On the second day of the Symbiosis ‘lit festival 2020’, we were graced by the presence of Mr. Pavan K. Varma, who is a former Indian Foreign Service officer and is most popularly known for being the author of “Adi Shankaracharya: Hinduism’s Greatest Thinker”
Mr. Varma began by stating that it is scornful how, “Hinduism gives us so much freedom, yet we are so ignorant about it.” On being asked about the relevance of Hinduism and ‘Hindutva’ in today’s times, he went on to give examples of how in, ‘The Bhagavada Gita’, Krishna during the war, was posed with many options and ultimately had to choose one. This is related to how we humans at many points in our life are posed with multiple choices and have to find our way out by choosing one.
Talking about his book, he shed light on how Adi Shankaracharya was a philosopher and not a reformer as most people mistook him for and how ‘Kamasutra’ was written by a sage, and it being in sync with philosophy. In response to, ‘How important is the validation of science for Hinduism?’ he referred to a chapter in his book: ‘Remarkable Validation of Science’ and said that it is of most importance for Hinduism to be approved by science. He remains of the opinion that, “It takes courage to believe in religion and spirituality without believing in GOD.”
The panel was then open for questions from students. Answering the question about “What parallels could be drawn between Hinduism and other philosophies”, Mr. Varma, with utmost respect towards all religions said that, while others served their supreme power, Hinduism started out seeking for truth.
It provides liberty, for oneself and for all.
In keeping with the SIU’s motto of ‘Vasudhaiva Kutumbakam’ (the world is one family), Mr.

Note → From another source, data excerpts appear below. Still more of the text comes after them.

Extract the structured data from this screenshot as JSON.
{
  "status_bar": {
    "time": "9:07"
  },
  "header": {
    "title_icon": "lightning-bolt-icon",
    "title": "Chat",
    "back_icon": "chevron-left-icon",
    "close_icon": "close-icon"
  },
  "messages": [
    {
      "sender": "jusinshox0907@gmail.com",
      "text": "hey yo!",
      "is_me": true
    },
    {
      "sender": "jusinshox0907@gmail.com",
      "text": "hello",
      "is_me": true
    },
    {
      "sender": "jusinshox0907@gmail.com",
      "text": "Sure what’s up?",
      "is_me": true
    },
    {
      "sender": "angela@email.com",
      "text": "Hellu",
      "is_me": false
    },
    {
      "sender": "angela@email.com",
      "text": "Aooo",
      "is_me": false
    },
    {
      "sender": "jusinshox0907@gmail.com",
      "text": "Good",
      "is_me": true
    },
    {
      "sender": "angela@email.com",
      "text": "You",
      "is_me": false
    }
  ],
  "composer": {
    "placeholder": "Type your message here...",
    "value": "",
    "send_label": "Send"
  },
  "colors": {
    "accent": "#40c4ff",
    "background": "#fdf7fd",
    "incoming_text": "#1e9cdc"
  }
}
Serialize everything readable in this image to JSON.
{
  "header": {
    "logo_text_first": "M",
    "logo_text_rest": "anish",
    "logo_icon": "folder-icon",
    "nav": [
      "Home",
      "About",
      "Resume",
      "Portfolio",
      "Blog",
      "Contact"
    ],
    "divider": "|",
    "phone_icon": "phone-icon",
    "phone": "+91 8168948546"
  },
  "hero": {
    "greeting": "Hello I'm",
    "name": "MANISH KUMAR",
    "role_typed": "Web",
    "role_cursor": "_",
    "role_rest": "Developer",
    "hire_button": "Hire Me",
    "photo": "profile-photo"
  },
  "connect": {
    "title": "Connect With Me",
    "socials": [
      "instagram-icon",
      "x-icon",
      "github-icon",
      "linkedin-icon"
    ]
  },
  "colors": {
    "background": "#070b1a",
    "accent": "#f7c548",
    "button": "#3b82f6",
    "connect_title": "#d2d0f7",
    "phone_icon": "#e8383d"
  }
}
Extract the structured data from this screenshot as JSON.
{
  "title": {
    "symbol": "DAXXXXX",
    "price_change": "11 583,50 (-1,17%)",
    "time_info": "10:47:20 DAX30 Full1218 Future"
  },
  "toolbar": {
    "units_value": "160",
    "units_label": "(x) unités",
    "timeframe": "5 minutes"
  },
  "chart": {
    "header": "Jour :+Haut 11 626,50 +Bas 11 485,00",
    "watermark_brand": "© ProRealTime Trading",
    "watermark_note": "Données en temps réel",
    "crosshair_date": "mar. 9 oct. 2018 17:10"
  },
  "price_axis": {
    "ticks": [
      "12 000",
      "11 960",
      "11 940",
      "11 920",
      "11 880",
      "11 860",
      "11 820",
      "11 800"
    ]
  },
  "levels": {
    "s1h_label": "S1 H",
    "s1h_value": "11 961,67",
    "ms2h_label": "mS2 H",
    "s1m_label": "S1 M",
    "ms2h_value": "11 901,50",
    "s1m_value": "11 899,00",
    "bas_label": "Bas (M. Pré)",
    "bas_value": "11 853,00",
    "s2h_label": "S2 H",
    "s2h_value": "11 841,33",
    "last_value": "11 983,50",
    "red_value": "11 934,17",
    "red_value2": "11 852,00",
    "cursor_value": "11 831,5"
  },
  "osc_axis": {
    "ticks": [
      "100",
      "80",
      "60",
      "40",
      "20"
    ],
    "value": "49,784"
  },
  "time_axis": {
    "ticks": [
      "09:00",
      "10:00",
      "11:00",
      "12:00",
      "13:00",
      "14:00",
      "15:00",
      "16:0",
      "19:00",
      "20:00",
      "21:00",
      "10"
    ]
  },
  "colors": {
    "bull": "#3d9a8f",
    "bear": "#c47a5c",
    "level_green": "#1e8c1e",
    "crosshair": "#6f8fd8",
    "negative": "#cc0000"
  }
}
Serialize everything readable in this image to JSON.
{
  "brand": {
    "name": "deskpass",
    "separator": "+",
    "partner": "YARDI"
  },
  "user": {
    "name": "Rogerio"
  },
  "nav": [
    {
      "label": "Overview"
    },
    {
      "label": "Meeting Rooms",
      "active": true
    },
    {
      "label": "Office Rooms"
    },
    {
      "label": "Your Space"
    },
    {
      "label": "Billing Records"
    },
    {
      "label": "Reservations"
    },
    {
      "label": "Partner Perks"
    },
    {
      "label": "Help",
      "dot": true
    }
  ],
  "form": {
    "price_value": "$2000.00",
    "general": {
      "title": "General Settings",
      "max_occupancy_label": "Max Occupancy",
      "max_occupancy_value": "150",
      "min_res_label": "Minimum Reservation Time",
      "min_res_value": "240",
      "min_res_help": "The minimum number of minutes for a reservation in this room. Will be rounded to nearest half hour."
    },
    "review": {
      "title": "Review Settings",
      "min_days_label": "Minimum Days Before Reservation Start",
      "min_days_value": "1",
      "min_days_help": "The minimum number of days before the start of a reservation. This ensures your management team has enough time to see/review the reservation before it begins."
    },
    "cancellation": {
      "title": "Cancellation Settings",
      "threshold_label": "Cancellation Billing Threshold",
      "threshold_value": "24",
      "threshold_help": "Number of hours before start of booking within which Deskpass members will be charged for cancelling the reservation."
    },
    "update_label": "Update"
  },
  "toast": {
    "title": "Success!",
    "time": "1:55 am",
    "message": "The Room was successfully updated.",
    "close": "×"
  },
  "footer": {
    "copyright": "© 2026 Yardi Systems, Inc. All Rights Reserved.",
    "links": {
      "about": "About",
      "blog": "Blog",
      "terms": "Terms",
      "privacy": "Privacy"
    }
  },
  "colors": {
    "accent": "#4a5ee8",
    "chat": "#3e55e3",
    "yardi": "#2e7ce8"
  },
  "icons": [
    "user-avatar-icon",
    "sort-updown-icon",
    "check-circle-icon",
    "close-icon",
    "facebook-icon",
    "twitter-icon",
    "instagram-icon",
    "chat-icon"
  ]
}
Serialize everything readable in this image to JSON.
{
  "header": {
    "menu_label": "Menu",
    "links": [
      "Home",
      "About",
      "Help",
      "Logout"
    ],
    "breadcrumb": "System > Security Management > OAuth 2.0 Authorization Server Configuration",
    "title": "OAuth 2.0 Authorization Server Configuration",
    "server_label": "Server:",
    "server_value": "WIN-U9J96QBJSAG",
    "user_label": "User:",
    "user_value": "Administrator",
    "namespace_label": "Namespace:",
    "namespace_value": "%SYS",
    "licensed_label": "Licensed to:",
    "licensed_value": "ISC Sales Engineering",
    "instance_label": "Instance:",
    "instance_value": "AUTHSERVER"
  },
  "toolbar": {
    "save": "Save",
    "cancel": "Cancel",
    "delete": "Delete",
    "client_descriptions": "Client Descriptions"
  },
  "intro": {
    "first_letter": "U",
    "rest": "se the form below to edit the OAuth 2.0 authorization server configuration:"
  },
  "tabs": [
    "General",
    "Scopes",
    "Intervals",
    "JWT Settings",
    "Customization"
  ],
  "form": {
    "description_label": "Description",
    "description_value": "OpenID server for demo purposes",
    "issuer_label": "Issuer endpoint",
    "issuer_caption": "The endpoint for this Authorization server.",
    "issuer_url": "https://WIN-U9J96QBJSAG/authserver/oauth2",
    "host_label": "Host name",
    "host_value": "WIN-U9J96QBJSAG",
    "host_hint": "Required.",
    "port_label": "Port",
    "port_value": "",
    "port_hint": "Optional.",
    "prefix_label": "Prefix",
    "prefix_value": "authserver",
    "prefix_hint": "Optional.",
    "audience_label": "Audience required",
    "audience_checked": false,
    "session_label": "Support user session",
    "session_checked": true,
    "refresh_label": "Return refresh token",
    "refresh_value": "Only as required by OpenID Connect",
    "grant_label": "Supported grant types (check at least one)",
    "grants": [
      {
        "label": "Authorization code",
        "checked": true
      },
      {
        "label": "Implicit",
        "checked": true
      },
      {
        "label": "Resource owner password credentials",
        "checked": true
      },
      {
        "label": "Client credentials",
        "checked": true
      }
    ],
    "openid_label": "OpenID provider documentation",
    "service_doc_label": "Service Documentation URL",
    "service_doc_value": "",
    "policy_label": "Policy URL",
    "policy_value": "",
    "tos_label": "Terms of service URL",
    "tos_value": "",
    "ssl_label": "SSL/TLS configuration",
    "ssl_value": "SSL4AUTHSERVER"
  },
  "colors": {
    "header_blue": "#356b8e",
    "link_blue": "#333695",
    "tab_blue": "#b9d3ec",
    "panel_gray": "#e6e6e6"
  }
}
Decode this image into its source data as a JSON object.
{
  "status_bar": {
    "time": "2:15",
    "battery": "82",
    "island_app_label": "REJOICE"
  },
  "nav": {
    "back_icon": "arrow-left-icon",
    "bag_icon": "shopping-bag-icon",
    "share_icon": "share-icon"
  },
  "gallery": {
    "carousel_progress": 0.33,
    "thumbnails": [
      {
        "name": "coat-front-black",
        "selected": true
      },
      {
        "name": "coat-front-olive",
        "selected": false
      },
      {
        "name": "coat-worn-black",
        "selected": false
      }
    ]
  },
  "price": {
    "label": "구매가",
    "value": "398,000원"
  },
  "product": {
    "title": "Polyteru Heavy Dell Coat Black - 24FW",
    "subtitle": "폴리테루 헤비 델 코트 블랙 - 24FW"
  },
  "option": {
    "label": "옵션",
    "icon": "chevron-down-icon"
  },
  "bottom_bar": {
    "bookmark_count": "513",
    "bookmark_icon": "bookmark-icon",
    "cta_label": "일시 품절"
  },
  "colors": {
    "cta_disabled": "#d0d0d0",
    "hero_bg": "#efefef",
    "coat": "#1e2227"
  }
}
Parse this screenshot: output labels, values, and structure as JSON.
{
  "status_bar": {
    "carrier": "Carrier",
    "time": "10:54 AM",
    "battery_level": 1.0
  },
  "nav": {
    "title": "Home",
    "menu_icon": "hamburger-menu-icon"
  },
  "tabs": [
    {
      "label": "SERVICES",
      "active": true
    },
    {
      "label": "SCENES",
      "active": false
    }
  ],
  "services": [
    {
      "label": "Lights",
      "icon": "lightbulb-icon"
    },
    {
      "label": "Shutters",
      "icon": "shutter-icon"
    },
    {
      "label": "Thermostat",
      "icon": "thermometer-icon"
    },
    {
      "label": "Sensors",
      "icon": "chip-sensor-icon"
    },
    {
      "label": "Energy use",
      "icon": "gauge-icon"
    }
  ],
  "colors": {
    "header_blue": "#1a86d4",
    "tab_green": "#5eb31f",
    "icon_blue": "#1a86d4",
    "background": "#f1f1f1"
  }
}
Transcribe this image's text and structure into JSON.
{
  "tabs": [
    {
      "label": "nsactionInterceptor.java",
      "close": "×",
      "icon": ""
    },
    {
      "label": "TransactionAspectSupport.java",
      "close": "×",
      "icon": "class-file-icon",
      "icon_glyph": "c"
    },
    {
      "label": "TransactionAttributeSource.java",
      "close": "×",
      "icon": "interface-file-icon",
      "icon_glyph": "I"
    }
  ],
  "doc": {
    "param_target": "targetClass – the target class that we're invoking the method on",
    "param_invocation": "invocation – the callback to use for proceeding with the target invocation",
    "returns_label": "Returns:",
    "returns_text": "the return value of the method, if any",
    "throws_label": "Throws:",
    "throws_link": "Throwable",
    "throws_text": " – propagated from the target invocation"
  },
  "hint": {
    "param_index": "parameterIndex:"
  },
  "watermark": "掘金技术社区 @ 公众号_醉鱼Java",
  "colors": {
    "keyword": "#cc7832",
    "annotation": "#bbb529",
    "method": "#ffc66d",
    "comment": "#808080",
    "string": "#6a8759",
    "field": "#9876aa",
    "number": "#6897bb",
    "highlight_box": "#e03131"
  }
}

Varma said that it is one of the main principles of Hinduism and lauded symbiosis for keeping up with Hinduism.
In conclusion, Mr. Varma addressed the youth. “Don’t accept anything at face value, Question everything!” he said. Overall, the session was very informative and lively. It definitely made each one of the students know and admire the Hindu philosophy, a little better.